ECLI:NL:RBDHA:2023:9139
Rechtbank Den Haag
- Eerste aanleg - enkelvoudig
- Rechtspraak.nl
Niet-ontvankelijkheid van beroep wegens te vroege ingebrekestelling in asielprocedure
In deze zaak heeft de Rechtbank Den Haag op 23 juni 2023 uitspraak gedaan in een bestuursrechtelijke procedure tussen een eiser, die een asielaanvraag had ingediend, en de staatssecretaris van Justitie en Veiligheid als verweerder. De eiser had op 7 december 2022 beroep ingesteld tegen het niet tijdig nemen van een besluit op zijn asielaanvraag, die op 4 juli 2021 was ingediend.
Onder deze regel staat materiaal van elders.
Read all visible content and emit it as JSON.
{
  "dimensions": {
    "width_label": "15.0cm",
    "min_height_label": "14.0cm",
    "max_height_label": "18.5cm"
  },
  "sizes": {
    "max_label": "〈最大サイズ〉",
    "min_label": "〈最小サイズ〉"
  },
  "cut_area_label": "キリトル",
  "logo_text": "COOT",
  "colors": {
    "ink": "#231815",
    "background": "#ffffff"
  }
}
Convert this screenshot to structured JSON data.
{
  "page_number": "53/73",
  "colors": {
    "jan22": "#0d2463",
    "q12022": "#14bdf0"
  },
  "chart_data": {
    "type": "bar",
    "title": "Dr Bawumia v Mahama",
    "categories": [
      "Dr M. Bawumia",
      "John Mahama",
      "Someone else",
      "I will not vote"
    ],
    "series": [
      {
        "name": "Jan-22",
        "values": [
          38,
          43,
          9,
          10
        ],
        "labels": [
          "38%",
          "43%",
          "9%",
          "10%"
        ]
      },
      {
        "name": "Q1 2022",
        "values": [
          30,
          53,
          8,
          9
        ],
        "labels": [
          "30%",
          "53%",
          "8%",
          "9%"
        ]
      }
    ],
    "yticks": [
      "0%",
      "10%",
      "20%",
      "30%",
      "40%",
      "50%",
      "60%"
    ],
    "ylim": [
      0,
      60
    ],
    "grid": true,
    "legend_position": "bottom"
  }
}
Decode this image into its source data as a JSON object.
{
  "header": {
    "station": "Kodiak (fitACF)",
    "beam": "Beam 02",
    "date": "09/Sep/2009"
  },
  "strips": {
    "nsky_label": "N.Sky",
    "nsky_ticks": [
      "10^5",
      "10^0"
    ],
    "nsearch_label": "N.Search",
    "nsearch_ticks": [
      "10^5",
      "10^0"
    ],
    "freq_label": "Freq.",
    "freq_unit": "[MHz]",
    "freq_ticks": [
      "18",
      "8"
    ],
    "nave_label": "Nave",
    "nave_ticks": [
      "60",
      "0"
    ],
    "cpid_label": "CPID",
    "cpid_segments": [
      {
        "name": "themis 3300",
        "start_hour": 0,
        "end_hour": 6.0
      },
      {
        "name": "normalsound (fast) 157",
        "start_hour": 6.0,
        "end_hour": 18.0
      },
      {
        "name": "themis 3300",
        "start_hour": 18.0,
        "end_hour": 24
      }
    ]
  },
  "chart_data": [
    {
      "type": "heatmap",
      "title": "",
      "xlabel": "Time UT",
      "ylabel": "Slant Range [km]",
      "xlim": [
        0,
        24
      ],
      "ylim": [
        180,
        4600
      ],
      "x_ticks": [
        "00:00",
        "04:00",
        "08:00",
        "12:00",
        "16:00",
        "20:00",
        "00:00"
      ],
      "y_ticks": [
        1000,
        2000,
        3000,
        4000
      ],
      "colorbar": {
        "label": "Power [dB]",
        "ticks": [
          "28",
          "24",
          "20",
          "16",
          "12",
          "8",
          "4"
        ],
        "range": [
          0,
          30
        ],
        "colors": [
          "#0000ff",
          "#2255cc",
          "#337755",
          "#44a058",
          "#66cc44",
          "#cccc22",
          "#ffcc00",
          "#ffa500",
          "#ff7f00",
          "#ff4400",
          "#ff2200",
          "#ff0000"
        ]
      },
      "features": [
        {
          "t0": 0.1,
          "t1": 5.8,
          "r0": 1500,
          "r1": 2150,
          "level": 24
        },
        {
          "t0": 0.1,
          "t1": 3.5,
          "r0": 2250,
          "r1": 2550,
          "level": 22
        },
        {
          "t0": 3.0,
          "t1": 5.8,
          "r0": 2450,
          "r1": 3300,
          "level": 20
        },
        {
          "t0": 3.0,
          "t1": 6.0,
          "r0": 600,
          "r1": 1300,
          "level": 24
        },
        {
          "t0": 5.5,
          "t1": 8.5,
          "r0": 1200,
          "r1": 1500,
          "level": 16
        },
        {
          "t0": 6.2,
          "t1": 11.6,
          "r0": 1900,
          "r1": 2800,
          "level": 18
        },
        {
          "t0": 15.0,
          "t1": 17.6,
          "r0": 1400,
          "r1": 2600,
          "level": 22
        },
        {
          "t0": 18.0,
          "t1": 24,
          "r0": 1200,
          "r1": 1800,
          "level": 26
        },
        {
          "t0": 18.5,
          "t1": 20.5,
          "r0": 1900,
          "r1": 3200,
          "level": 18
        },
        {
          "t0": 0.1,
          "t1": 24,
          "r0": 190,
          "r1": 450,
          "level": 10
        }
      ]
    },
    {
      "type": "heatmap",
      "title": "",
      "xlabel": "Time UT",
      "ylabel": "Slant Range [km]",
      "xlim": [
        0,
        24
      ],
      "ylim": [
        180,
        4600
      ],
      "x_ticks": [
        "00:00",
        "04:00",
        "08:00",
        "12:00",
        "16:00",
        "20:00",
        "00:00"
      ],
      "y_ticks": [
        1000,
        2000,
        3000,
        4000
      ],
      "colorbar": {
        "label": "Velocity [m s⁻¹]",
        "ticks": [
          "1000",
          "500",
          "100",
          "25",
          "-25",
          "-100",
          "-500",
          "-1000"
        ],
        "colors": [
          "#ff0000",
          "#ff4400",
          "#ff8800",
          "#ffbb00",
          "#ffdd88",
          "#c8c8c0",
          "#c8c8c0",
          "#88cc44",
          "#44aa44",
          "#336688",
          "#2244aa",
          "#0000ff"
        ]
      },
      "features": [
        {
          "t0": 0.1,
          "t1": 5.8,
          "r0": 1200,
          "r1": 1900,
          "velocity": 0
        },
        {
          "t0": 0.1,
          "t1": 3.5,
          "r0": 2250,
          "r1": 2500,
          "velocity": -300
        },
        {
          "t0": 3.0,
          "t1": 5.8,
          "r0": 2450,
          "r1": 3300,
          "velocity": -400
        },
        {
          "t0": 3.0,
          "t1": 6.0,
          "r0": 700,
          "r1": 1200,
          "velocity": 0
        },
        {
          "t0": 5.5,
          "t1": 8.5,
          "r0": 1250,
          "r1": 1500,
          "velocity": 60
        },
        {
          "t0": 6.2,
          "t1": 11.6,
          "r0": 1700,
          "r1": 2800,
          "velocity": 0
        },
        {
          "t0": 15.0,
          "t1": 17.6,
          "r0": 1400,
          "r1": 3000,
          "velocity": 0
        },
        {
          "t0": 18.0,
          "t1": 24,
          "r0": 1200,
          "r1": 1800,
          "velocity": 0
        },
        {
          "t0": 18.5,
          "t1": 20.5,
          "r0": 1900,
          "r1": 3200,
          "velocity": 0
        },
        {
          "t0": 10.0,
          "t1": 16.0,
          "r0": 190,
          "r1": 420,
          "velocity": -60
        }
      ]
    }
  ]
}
De rechtbank oordeelde dat de beslistermijn was verlengd vanwege complexe feitelijke en juridische kwesties, zoals vastgesteld in de WBV 2022/22. Hierdoor was de ingebrekestelling van de eiser, die op 8 november 2022 was verzonden, te vroeg, aangezien de beslistermijn op dat moment nog niet was verstreken.
De rechtbank verwijst naar haar eerdere uitspraak van 20 april 2023, waarin werd geoordeeld dat de verlenging van de beslistermijn rechtsgeldig was. De rechtbank concludeert dat de eiser niet ontvankelijk is in zijn beroep, omdat de ingebrekestelling prematuur was. Dit betekent dat de rechtbank geen inhoudelijke beoordeling van de asielaanvraag heeft gedaan, maar enkel de procedurele aspecten heeft beoordeeld. De rechtbank heeft ook geen aanleiding gezien voor een proceskostenveroordeling.
De uitspraak is openbaar gemaakt en de eiser is geïnformeerd over de mogelijkheid om binnen zes weken een verzetschrift in te dienen als hij het niet eens is met de uitspraak. De rechtbank heeft de relevante artikelen van de Vreemdelingenwet 2000 en de Algemene wet bestuursrecht in haar overwegingen betrokken, evenals de Europese regelgeving met betrekking tot asielprocedures.